For this particular PC it is very aggravating because, in the holidays, I had planned to use it to check out a problem with another PC, which I’ll mention below in a minute. Now, well I have to try to figure out this big problem first before I can get onto solving that other very important issue.

Regardless of the work I have done to try to have the network functioning smoothly we still have regular occurrences of reverse DNS lookups failing. An example is trying to do a remote login to a system. When you enter the name of the remote system Windows does a reverse lookup for the IP address. Then you can get the message that the remote system cannot be found, even though you know that is not true. You get the IP address of that machine and type that into MSTSC instead, and it works. You check the reverse lookup zone entry for that machine and it has the wrong IP address in there. So you know why the reverse lookup failed, but you don’t know why DNS has not updated it.

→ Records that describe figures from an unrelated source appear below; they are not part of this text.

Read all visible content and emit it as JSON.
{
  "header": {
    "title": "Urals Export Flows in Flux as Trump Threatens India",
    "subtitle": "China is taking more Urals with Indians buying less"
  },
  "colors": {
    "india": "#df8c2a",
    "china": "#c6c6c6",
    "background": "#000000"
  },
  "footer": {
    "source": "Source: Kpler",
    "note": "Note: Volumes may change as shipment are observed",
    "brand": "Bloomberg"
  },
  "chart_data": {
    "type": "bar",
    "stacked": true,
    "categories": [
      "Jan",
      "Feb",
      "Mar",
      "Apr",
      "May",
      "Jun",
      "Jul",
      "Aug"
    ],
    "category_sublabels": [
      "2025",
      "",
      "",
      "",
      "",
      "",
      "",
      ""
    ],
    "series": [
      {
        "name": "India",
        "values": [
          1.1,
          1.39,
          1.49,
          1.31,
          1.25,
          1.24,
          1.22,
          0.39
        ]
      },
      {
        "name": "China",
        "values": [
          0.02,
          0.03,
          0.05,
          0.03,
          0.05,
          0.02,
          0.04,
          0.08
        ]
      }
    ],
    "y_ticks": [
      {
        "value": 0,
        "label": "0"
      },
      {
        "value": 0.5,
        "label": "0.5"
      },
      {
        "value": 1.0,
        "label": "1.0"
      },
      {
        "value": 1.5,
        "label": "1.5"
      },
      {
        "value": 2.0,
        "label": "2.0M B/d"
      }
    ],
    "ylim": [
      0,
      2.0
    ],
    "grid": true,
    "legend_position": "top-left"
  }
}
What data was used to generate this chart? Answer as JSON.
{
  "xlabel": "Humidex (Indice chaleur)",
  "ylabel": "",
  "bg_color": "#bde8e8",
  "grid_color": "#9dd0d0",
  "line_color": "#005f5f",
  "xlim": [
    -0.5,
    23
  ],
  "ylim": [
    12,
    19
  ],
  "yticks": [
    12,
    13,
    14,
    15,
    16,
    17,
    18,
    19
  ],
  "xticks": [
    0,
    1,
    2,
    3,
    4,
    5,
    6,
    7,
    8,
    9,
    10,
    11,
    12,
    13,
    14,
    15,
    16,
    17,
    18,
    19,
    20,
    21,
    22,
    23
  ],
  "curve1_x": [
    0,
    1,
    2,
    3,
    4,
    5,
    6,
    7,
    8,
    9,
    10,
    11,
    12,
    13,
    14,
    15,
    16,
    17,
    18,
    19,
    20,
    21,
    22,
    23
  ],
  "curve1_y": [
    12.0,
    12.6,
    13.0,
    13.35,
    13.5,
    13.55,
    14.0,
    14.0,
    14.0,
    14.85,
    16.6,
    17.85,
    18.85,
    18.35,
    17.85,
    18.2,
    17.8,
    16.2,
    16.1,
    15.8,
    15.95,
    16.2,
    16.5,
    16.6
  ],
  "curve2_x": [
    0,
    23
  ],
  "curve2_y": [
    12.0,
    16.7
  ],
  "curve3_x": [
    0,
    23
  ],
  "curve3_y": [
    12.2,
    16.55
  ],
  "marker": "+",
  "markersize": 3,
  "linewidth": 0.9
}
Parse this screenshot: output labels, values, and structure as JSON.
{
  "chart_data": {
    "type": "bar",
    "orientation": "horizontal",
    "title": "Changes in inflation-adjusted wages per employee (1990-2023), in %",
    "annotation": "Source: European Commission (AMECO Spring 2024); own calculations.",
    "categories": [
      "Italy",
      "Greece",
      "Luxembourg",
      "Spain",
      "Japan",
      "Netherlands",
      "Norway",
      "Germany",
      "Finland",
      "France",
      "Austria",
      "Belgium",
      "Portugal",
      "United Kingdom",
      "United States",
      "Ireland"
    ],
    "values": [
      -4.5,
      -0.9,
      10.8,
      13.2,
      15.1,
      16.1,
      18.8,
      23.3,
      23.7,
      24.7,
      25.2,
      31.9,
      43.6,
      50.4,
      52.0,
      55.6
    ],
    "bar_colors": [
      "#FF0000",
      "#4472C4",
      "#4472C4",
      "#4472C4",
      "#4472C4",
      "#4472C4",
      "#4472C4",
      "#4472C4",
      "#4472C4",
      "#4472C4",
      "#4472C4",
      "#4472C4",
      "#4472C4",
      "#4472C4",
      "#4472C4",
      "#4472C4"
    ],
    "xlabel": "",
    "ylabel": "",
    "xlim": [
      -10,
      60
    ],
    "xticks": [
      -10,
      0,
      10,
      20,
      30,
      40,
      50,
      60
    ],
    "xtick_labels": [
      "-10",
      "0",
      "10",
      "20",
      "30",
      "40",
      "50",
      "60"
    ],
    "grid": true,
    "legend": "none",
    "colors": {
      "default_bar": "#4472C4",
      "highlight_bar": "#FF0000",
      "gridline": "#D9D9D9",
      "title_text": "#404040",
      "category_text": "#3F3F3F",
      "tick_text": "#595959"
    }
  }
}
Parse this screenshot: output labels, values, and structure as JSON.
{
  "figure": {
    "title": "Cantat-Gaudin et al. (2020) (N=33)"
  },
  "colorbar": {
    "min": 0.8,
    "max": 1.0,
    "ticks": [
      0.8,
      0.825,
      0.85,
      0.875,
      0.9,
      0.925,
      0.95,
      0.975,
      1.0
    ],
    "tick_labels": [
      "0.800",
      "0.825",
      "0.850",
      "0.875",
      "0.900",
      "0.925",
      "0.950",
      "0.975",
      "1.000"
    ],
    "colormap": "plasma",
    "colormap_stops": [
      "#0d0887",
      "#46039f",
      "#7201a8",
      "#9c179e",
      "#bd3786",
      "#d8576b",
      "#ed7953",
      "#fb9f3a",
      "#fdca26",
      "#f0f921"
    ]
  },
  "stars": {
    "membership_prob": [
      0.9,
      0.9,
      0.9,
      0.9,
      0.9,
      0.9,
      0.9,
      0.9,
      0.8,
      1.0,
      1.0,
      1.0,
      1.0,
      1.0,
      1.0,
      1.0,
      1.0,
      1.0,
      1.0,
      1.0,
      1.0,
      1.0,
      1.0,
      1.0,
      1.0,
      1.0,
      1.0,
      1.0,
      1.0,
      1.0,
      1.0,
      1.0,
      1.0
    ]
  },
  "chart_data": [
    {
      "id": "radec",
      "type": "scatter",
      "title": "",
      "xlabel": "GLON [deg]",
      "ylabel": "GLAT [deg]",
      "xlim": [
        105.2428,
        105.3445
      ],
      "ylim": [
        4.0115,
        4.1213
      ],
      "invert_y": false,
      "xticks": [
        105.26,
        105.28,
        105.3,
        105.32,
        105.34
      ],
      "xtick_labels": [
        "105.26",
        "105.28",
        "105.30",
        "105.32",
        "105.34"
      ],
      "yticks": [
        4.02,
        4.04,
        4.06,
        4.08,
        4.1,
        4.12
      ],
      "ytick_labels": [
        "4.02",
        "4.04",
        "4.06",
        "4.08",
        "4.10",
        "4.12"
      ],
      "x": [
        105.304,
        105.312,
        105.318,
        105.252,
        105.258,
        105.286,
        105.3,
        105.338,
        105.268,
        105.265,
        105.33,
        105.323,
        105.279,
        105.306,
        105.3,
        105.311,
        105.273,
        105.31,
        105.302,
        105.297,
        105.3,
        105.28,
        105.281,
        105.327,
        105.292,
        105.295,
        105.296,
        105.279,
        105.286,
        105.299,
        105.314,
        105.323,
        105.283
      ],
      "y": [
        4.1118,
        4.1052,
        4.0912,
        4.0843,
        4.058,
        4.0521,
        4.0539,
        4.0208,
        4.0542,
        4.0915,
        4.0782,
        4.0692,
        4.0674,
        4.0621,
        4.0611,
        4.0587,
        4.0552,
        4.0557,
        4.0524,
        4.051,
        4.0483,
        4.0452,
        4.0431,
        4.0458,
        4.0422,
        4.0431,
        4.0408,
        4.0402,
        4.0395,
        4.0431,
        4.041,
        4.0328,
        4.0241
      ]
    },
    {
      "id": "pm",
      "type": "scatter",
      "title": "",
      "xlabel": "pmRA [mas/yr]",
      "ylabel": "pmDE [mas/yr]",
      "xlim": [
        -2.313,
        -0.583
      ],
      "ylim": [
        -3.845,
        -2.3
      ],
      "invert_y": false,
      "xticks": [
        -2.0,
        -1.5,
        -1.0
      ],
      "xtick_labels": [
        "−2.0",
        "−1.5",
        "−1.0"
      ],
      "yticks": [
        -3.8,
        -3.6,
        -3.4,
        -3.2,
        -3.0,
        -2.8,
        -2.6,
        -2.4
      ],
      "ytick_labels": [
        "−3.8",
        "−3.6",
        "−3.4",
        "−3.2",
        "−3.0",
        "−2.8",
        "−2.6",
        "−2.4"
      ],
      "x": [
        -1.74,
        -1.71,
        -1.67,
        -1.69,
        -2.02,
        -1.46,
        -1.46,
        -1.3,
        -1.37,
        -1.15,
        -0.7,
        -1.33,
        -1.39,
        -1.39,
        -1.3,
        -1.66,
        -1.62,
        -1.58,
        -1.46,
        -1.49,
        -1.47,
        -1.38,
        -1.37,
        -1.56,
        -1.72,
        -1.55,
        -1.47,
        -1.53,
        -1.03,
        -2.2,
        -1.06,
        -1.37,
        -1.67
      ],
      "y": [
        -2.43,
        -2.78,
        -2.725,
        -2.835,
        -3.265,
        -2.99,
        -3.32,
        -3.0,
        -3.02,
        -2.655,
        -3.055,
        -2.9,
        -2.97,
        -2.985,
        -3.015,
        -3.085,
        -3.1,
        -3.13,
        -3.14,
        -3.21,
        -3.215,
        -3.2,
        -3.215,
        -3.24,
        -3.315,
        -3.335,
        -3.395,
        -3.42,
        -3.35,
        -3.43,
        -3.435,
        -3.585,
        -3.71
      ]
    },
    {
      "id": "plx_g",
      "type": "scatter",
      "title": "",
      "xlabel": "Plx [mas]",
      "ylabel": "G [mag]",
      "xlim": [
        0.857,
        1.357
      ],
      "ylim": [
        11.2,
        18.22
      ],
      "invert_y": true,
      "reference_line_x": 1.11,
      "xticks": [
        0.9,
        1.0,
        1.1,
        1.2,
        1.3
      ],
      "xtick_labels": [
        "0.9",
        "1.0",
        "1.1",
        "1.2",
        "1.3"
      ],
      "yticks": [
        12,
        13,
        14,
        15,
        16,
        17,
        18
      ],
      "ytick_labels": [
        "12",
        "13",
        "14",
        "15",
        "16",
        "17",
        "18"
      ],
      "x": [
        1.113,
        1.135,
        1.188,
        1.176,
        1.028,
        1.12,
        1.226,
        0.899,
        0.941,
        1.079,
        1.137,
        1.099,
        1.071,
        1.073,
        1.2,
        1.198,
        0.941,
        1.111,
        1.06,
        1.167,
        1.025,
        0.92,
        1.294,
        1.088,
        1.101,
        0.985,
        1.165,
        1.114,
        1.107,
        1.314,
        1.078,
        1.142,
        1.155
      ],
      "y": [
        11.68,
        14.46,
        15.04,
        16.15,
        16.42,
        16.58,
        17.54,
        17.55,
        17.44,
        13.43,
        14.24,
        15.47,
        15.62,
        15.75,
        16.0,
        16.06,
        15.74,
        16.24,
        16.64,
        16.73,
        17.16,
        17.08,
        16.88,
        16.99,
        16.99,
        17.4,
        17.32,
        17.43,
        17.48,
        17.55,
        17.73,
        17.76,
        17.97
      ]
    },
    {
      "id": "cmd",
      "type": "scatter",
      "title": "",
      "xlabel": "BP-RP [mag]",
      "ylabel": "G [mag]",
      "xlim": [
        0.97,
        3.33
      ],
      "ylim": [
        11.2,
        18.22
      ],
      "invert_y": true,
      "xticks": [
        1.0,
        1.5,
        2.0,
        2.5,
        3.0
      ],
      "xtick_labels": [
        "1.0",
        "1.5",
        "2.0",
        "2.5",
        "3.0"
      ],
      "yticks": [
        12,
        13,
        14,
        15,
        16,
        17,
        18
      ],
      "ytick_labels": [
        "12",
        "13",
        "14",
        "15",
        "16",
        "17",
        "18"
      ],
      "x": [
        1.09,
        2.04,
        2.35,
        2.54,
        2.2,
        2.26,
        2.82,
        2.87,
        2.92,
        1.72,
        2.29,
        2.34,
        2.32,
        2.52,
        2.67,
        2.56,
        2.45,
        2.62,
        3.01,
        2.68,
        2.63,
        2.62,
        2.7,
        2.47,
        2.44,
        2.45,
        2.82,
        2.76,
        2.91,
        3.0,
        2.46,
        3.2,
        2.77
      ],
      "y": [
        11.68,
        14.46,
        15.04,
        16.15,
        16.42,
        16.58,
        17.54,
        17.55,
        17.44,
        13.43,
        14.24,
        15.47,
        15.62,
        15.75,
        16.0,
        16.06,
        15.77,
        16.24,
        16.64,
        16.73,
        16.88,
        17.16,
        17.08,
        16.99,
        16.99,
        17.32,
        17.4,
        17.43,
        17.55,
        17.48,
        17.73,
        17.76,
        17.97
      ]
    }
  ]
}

The problem I’m having on another PC is a history of MrxSmb error events logged. These errors occur as a result of the PC dropping its network connection or dropping packets and result in a myriad of popup errors telling the user that data from an open file has been lost. As it happens, this PC is the computer technician’s own work PC 🙂 . The errors have come up continuously for all the time I can really remember having this PC. I don’t recall seeing them on any other type of PC, but I do remember seeing them on another PC of the same type. I have tried the onboard network card as well as two PCI cards, all different brands, with no change in the outcomes. No other event logs (on other PCs) show this error. There has to be something screwy with the hardware in this non-Intel-CPU non-Intel-chipset system. This particular computer has logged over 150 of these errors in the past five weeks. The problem is that they are quite random. The actual number of days on which they occurred is only seven, and the last actual instance when this problem occurred was two weeks ago. So I would have to do at least a month’s testing to be sure that it really was a hardware problem like that.

It turns out that my PC has also registered a DNSApi entry, but it was for error 11197 instead and happened three weeks ago. If there is a pattern happening, it is that many of these PCs that have given the error messages are ones that are not turned on every day.